That's what Prop 8 backers failed to do in their three-year-old lawsuit to hide their names from public view because of alleged threats and intimidation by 'gays gone wild.' A federal judge in Sacramento recently ruled there was no evidence to support the donors' harassment claims and no reason to exempt them from the state's campaign disclosure laws.
But that hasn't stopped marriage equality opponents from playing the victim card. This summer, the National Organization for Marriage --NOM, for short-- which helped raise most of the $43 million spent to pass Prop 8, asked the GOP presidential contenders to sign a 'Marriage Pledge.' Not surprisingly, the signers vow to support a federal constitutional ban on marriage for same-sex couples. But they also promise that, if elected, they will establish a presidential commission to investigate the alleged harassment of NOM's supporters.

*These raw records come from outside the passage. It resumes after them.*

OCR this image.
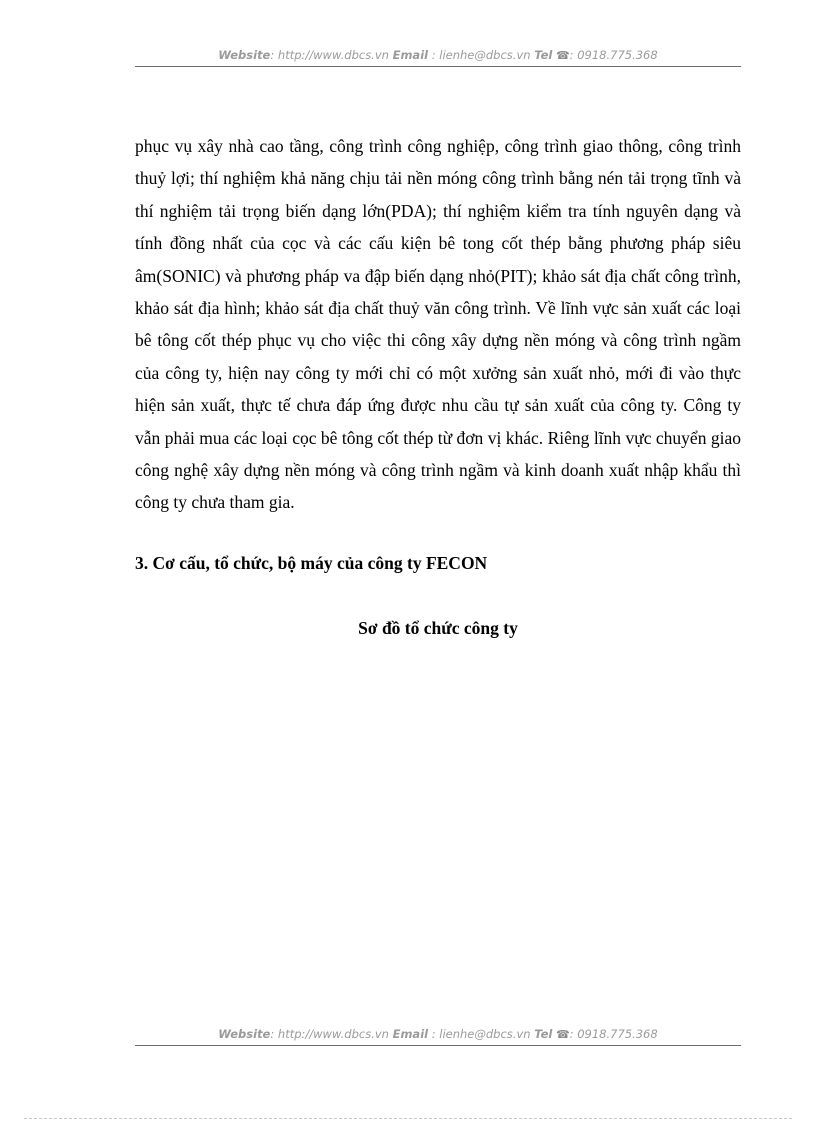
Website: http://www.dbcs.vn Email : lienhe@dbcs.vn Tel ☎: 0918.775.368

phục vụ xây nhà cao tầng, công trình công nghiệp, công trình giao thông, công trình thuỷ lợi; thí nghiệm khả năng chịu tải nền móng công trình bằng nén tải trọng tĩnh và thí nghiệm tải trọng biến dạng lớn(PDA); thí nghiệm kiểm tra tính nguyên dạng và tính đồng nhất của cọc và các cấu kiện bê tong cốt thép bằng phương pháp siêu âm(SONIC) và phương pháp va đập biến dạng nhỏ(PIT); khảo sát địa chất công trình, khảo sát địa hình; khảo sát địa chất thuỷ văn công trình. Về lĩnh vực sản xuất các loại bê tông cốt thép phục vụ cho việc thi công xây dựng nền móng và công trình ngầm của công ty, hiện nay công ty mới chỉ có một xưởng sản xuất nhỏ, mới đi vào thực hiện sản xuất, thực tế chưa đáp ứng được nhu cầu tự sản xuất của công ty. Công ty vẫn phải mua các loại cọc bê tông cốt thép từ đơn vị khác. Riêng lĩnh vực chuyển giao công nghệ xây dựng nền móng và công trình ngầm và kinh doanh xuất nhập khẩu thì công ty chưa tham gia.

3. Cơ cấu, tổ chức, bộ máy của công ty FECON

Sơ đồ tổ chức công ty

Website: http://www.dbcs.vn Email : lienhe@dbcs.vn Tel ☎: 0918.775.368
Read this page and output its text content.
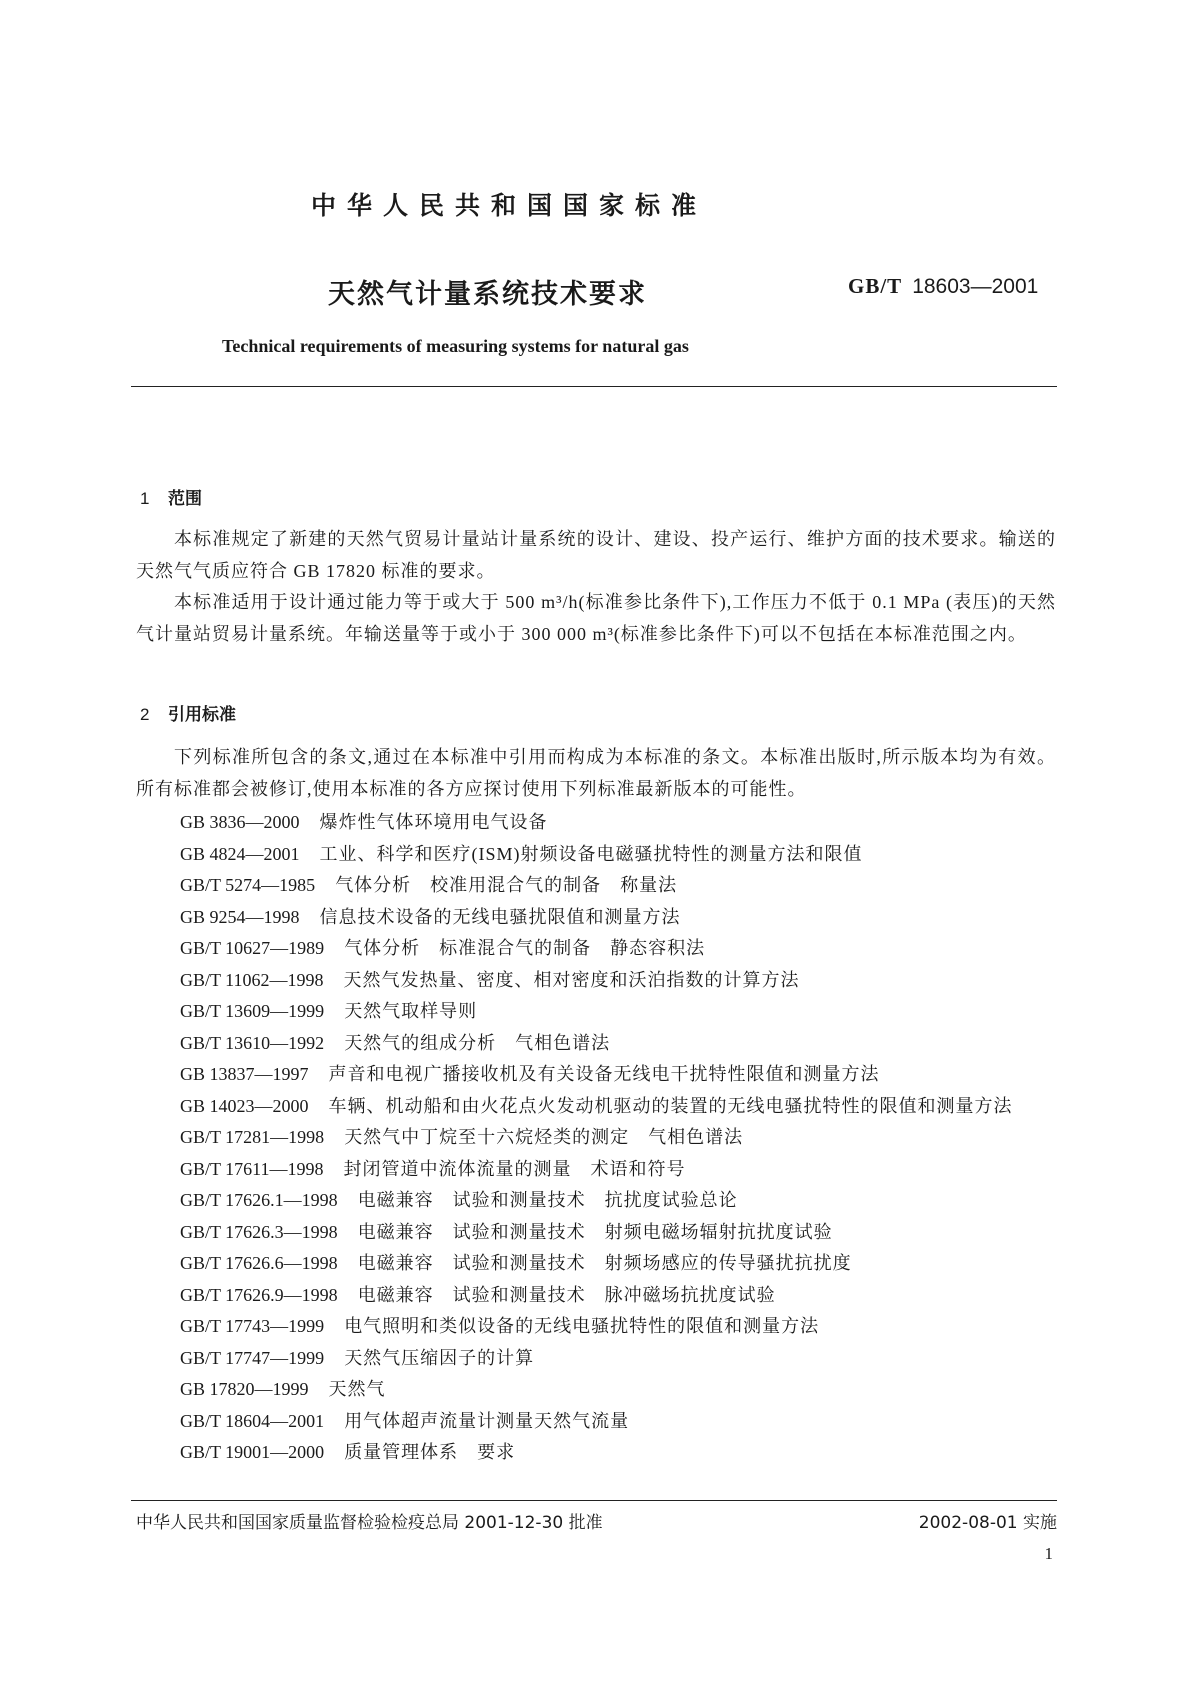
中华人民共和国国家标准
天然气计量系统技术要求	GB/T 18603—2001
Technical requirements of measuring systems for natural gas
1 范围

本标准规定了新建的天然气贸易计量站计量系统的设计、建设、投产运行、维护方面的技术要求。输送的天然气气质应符合 GB 17820 标准的要求。

本标准适用于设计通过能力等于或大于 500 m³/h(标准参比条件下),工作压力不低于 0.1 MPa (表压)的天然气计量站贸易计量系统。年输送量等于或小于 300 000 m³(标准参比条件下)可以不包括在本标准范围之内。

2 引用标准

下列标准所包含的条文,通过在本标准中引用而构成为本标准的条文。本标准出版时,所示版本均为有效。所有标准都会被修订,使用本标准的各方应探讨使用下列标准最新版本的可能性。

GB 3836—2000	爆炸性气体环境用电气设备
GB 4824—2001	工业、科学和医疗(ISM)射频设备电磁骚扰特性的测量方法和限值
GB/T 5274—1985	气体分析　校准用混合气的制备　称量法
GB 9254—1998	信息技术设备的无线电骚扰限值和测量方法
GB/T 10627—1989	气体分析　标准混合气的制备　静态容积法
GB/T 11062—1998	天然气发热量、密度、相对密度和沃泊指数的计算方法
GB/T 13609—1999	天然气取样导则
GB/T 13610—1992	天然气的组成分析　气相色谱法
GB 13837—1997	声音和电视广播接收机及有关设备无线电干扰特性限值和测量方法
GB 14023—2000	车辆、机动船和由火花点火发动机驱动的装置的无线电骚扰特性的限值和测量方法
GB/T 17281—1998	天然气中丁烷至十六烷烃类的测定　气相色谱法
GB/T 17611—1998	封闭管道中流体流量的测量　术语和符号
GB/T 17626.1—1998	电磁兼容　试验和测量技术　抗扰度试验总论
GB/T 17626.3—1998	电磁兼容　试验和测量技术　射频电磁场辐射抗扰度试验
GB/T 17626.6—1998	电磁兼容　试验和测量技术　射频场感应的传导骚扰抗扰度
GB/T 17626.9—1998	电磁兼容　试验和测量技术　脉冲磁场抗扰度试验
GB/T 17743—1999	电气照明和类似设备的无线电骚扰特性的限值和测量方法
GB/T 17747—1999	天然气压缩因子的计算
GB 17820—1999	天然气
GB/T 18604—2001	用气体超声流量计测量天然气流量
GB/T 19001—2000	质量管理体系　要求
中华人民共和国国家质量监督检验检疫总局 2001-12-30 批准	2002-08-01 实施
1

So while much of the country tries to address the anti-gay bullying of school kids --with zero help from the federal government-- Mitt Romney, Rick Perry and others have rallied to the defense of the adults whose anti-gay rhetoric makes life tough for gay teens. And in NOM's 'it-doesn't-get-better' world, the same GOP hopefuls have promised federal help to investigate the group's opponents accused of anti-anti-gay bullying.
That's where the new federal court ruling comes into play. NOM had complained that its Prop 8 donors were targeted for boycotts and threats after their names were made public. But there was no evidence of violence, and in a hard-fought initiative campaign, both sides are free to make their case in that pesky free market.